While leveraged buyouts are commonplace on Western markets, in the CEE region such transactions have been a rarity. According to private equity fund Enterprise Investors, however, its purchase of a 75 percent share in hygiene products producer Harper Hygienics in a deal worth zł.118.6 million indicates that such transactions - once rare on CEE markets outside big-money privatization deals - look to soon become more commonplace in the region.
According to Jacek Siwicki, managing partner at Enterprise Investors, the deal represents a maturing of attitudes among local banks, achieved, at least in part, through the firm's efforts of persuasion over the last two and a half years. For local banks, this kind of transaction involves a new way of valuating companies, requiring a move away from counting assets towards looking at possibilities.
The increasing willingness of banks to finance such transactions, however, is itself driven by the increasing number of suitable acquisitions - that is, acquisitions that have already been developed to a size and stability able to guarantee large enough cash flows.
"The fast growth of CEE economies has meant that, to date, investors have tended to buy stocks outright, while any debt taken on subsequently has been used to fuel growth and expansion," says William Watson, partner at Baring Private Equity Partners, adding that the fact that debt is now being taken on by the company acquired at transaction stage demonstrates that "many local companies have now achieved a level of growth able to produce the kind of cash flows necessary to justify this kind of transaction."
Also encouraging equity firms to buy up locally on credit is the surging new interest of strategic investors in the local market following Poland's EU accession.

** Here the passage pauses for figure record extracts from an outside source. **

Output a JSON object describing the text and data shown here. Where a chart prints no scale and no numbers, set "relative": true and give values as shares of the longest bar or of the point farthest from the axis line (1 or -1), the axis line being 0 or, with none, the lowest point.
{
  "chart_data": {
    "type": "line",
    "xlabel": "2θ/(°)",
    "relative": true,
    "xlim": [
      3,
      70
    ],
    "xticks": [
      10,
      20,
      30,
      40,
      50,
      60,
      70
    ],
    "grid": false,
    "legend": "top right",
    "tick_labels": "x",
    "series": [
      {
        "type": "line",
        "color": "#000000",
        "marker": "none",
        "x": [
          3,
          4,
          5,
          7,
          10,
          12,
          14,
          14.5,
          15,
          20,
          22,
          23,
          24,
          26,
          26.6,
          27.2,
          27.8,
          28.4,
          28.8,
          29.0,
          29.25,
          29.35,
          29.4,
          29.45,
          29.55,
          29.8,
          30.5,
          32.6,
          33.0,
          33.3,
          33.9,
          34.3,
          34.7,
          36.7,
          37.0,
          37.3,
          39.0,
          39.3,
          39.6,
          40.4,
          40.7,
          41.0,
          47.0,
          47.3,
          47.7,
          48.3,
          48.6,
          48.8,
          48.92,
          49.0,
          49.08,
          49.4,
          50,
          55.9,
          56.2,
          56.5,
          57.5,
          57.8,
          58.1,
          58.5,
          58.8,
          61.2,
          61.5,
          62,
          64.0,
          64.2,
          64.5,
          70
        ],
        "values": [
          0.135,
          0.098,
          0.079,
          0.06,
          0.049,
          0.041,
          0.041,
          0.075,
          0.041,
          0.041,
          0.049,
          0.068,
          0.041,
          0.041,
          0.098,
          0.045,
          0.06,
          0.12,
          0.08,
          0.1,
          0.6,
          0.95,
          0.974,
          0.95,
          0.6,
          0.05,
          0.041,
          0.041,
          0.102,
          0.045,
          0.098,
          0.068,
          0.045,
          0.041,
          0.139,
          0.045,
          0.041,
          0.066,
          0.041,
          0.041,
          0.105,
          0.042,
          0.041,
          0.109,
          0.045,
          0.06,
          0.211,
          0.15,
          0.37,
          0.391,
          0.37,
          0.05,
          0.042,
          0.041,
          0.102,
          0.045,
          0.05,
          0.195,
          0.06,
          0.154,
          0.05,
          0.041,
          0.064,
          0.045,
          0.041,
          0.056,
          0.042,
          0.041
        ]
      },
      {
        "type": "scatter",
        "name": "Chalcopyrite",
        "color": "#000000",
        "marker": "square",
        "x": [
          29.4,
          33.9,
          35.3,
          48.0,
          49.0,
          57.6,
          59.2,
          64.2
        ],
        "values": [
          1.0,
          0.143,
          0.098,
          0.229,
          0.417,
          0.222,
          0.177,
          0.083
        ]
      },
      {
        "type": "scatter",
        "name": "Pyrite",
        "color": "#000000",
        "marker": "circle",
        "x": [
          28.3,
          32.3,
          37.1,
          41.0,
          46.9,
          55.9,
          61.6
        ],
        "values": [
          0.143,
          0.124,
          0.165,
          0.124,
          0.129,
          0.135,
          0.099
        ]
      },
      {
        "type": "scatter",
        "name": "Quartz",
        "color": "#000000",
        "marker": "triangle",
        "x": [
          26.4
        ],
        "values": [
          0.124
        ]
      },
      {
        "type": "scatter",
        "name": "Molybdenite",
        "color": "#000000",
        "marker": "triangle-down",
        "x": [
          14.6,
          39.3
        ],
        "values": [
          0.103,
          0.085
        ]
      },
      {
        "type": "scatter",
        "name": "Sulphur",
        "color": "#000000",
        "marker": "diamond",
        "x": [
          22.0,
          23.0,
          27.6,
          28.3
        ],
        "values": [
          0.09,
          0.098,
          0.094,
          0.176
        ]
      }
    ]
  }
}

"We've noticed that May 1 has really catalyzed strategic interest in some of our portfolio companies," Watson says. "Well-positioned local companies look likely to play a role as consolidators and consolidatees in the region." This fact in turn obviously increases the attraction of mid-market buy-outs for private equity funds.
A key factor feeding the new trend, according to Ryszard Wojtkowski, a partner at Enterprise Investors, is that "many Polish family firms are tired. Many of those who spent the last 15 years building up their firms in the '90s have had enough."
And Watson couldn't agree more. "What we're starting to see is the classic phenomenon of the guy who likes starting and growing businesses but then gets bored and wants to move on," he reveals.
"Whereas in Europe people build up companies to hand them down to their grandchildren," Siwicki announced to the press, "Poles are going the way of the Americans, who build up companies in order to sell." Which is a good thing, he claims, lest anyone fail to get the message.
Some would say, though, that such a statement contained a good deal of simplistic patriotic spin of the kind popular with the local press. "I don't think you could say that UK citizens buy up companies to hand them down," says Watson, adding, nevertheless, that "Continental Europe, and Germany in particular, certainly embraces traditionalist attitudes to business largely foreign to the USA."
"I think it's more of a generational thing," says George wirski, director for Central Europe at global private equity firm Advent International. "It's actually only the younger owners of younger Polish businesses that want to sell; those classic cases who began way back by shuttling a white van back and forth between Poland and Germany are more likely to want to pass the business on to their children."